Ideation and Ideating
Posted by languageandgrammar on February 16, 2008
I wasn’t paying much attention to the television, but when I heard a guest on an MSNBC broadcast say ideation, it grabbed my attention. The exact quote was There is a lot of ideation out there.
I’m not sure of the topic that was being discussed, but that shouldn’t matter. Many of us latch onto non-words, incorrectly used words, or trendy words with unclear meanings with regularity; however, we usually know what the speaker intended to say. With that in mind, it’s clear that the guest was trying to say There is a lot of…wait, I have no idea what the guest was trying to say.
I was so confused about the potential meaning of the sentence that I went to dictionary.com to see if I could find a definition for ideation, which I assumed was a trendy, newly invented non-word. (Remember, dictionaries are often a reflection of usage, not of correct grammar, so there are instances when non-words appear in a dictionary, especially online dictionaries.) Imagine my surpise when the listing in dictionary.com stated that the word ideation has been around since approximately 1820. Ideation (and for that matter, ideating) has been around for nearly 200 years.
Ideation is clearly not a word that is commonly used, and its original definition was the process of forming new ideas or images, so now it makes complete sense. The MSNBC guest was trying to say There is a lot of the process of forming new ideas out there. Wait, that still makes little sense, at least to me. It sounds convoluted and confusing.
Even though these words (ideation and ideating) have existed for generations, they have not been used with any regularity for a very long time, similar to words such as thee and thou. I think it’s clear that ideation and ideating are now trendy new words being used in a new way. In the IBM commercial (IBM Gets It), people ideating are people who are thinking. In the MSNBC example, ideation is being used to mean thinking of new ideas.

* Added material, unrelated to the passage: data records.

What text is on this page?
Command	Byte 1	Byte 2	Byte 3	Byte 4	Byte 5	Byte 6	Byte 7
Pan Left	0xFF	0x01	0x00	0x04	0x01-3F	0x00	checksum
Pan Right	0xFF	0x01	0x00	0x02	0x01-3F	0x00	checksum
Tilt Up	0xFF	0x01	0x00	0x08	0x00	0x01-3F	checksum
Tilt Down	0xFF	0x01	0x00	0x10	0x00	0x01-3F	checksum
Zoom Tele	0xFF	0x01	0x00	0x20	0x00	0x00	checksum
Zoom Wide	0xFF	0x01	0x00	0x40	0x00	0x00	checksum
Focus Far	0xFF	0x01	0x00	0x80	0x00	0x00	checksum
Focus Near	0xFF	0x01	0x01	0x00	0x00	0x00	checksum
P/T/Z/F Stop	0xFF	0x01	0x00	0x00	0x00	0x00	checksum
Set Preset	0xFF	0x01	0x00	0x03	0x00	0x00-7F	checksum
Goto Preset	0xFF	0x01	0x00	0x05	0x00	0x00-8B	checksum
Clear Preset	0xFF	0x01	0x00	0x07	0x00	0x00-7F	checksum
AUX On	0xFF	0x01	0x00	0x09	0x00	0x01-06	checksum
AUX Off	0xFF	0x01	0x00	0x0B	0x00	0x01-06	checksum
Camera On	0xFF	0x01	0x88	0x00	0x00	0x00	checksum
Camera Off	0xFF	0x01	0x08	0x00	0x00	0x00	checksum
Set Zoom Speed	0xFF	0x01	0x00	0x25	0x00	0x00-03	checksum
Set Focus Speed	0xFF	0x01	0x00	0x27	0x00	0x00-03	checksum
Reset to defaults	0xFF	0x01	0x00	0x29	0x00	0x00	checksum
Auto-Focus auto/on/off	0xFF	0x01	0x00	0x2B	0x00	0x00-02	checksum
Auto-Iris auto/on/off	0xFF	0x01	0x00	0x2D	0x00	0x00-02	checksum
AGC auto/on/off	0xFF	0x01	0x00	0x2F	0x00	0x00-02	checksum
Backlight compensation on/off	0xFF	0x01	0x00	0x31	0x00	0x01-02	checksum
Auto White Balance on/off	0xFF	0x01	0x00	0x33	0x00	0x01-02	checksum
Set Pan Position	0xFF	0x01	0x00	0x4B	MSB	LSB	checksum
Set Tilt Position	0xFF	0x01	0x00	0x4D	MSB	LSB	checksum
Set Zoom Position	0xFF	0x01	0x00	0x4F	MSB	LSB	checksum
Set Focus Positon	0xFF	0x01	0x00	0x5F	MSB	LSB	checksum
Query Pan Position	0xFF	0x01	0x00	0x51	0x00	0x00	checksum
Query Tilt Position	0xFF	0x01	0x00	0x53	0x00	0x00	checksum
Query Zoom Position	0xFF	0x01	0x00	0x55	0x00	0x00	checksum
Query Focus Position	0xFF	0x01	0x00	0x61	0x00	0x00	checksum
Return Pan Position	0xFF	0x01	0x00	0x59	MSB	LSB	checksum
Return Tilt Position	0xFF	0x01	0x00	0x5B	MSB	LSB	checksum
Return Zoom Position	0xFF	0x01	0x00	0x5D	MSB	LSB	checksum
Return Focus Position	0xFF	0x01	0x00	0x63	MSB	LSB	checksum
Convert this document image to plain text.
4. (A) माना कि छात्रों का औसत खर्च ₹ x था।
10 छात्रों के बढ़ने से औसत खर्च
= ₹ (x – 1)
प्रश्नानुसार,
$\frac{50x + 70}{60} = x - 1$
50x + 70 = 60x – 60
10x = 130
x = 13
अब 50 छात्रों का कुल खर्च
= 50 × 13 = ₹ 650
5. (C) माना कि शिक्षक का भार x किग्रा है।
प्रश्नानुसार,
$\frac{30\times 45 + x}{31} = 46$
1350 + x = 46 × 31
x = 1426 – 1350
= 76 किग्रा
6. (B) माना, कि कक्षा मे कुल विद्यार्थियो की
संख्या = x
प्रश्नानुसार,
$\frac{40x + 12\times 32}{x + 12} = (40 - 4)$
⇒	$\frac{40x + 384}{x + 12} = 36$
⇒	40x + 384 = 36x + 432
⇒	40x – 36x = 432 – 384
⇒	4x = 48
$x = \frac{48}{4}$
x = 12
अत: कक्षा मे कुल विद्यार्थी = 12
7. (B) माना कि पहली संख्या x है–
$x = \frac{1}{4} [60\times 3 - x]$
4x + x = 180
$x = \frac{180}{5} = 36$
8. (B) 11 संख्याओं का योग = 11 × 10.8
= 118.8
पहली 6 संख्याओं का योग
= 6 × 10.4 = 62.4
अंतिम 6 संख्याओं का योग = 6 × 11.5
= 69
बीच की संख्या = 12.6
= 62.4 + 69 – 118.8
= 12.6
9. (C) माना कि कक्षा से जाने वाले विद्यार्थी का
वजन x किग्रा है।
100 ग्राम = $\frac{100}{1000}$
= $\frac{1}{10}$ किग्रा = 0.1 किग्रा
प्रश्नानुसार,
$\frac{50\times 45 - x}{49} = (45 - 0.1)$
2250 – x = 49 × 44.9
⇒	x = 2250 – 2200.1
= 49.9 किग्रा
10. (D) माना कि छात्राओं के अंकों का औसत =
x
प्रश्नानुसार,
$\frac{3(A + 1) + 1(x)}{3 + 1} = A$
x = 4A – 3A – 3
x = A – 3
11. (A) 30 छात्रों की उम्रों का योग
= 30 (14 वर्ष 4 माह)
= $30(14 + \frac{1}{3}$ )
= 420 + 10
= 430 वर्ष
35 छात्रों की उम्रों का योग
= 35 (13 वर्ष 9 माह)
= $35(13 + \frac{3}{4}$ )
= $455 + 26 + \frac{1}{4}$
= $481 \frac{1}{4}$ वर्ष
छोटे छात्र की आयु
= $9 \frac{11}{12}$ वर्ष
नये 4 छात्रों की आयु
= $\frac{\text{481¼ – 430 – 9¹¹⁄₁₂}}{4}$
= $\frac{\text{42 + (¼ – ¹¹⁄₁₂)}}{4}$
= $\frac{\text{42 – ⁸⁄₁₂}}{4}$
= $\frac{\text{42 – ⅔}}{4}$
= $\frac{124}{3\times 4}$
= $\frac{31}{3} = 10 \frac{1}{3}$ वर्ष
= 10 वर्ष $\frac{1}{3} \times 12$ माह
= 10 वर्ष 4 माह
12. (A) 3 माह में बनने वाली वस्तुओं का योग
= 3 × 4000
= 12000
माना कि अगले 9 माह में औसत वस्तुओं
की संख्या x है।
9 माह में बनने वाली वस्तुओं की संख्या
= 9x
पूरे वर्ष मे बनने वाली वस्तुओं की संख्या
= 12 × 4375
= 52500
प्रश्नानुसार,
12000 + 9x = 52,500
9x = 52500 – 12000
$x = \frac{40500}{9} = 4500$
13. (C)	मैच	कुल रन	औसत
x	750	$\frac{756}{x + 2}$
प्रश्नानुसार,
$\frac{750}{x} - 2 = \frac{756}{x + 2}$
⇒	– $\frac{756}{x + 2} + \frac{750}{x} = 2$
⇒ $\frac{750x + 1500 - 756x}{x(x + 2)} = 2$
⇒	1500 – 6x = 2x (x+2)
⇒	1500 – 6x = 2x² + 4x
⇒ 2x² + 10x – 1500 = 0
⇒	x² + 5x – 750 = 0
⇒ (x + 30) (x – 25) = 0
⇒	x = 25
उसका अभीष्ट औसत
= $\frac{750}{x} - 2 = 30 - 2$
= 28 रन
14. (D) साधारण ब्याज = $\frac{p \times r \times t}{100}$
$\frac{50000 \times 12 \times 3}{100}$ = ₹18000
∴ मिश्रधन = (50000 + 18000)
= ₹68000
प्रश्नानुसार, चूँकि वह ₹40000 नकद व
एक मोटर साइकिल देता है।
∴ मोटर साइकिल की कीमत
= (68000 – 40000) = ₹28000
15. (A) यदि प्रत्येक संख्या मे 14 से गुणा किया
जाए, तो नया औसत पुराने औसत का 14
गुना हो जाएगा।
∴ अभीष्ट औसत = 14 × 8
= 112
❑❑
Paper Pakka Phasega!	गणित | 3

It’s the humble opinion of this language expert (meaning that you might not agree) that the words ideating and ideation, which will undoubtedly become very popular in the coming months and years, are newly invented trendy words that happen to have been used in the past. Those who have revived the words most likely had no knowledge of their previous existence, but since they were used in the past, the words will likely be accepted more readily. I believe, though, that unless we’re ready to bring back thee and thou, they don’t have much place in today’s language except as a trend.